Agil Abdullayev, an emerging conceptual video and installation artist, has distinguished himself as one of the most interesting artistic voices in Azerbaijan. Born and raised in Baku, Agil developed a painting practice as a hobby while he studied computer engineering at university. What began as a way to explore his thoughts and emotions developed into something much more serious, and in 2014 he decided to pursue a BA in Fine Art at Nottingham Trent University in the United Kingdom. It was during his time at university that he expanded his work to encompass new media, using social media, film, and installation to explore the complexities and contradictions of the western culture that he encountered in the UK, and his own identity within this different context. This direction of work at university resulted in a series of compelling long-term projects that culminated in video art pieces, including Rocking My Gucci (2017) which was featured in the New Contemporaries exhibition of emerging artists at the prestigious 2018 Liverpool Biennial (UK); the exhibition then traveled to the South London Gallery in December 2018. Also in 2018, Agil presented a solo exhibition at the ARTIM gallery in Baku entitled ‘Shy Boy of the Pink Future’ in November 2018, in which he displayed a variety of video works and multimedia installations exploring the effect of social media on Azerbaijani social life and contemporary identity. His work has been exhibited in Azerbaijan, the UK and online, and he has completed two online art residencies; he is currently a Yarat resident artist in Baku.

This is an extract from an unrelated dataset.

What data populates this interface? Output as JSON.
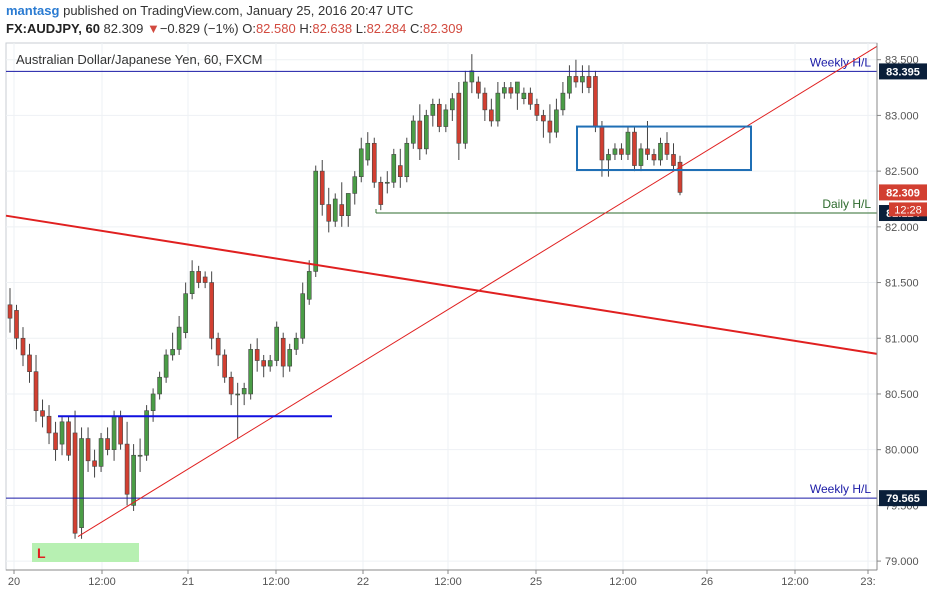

Agil’s practice revolves around how eastern and Caucasian identity is influenced by social and cultural influences and how people are shaped by the things around them – both online and in the ‘real’ world. He often creates alter-egos and fictional characters in his work to represent the ideas and issues that he tackles. It takes him time to create his character studies – each one often requires a year of development for him to fully understand who they are and how they relate to his own conceptual thinking. All of his research and creativity results in various series of artworks that emerge through each character, including Rocking My Gucci (2017), a video work in which a young man created an online identity through which he developed a following based on what his audience wanted to see as opposed to presenting a true reflection of himself, highlighting the exhausting work of constantly performing an online life. Agil himself plays his characters in the artworks, further blurring the lines of identity and reality, artist and subject. These characters often appear in his videos through monologues, interviews, images and video clips, all piecing together facets of their life as metaphors for our own performed public identities. The most significant contribution of Agil’s work is his analysis of how social media breaks down the previous barriers of place, identity and capitalism. However, as he shows in his work, new barriers to wealth, access, and representation are constantly being renegotiated within the online community.
Astutely fluent in the iconography of the internet, Agil uses meme-friendly imagery to explore what virtual identity means to us and our conception of ourselves. His current practice examines how Azerbaijani society influences its own identity and how it manifests in both positive and negative ways. Above all, his art is optimistic – he presents moments of hope and humor in his work. In a video for his ARTIM exhibition, entitled Pink City (2018), he offered solutions to help people cope with the fear and insecurity resulting from an increasingly alienating global capitalist society. He asks us to envision and manifest a place where we can fully realize our happiness and our potential – potent ideas in a social media landscape that often serves to diminish and critique rather than to support and inspire.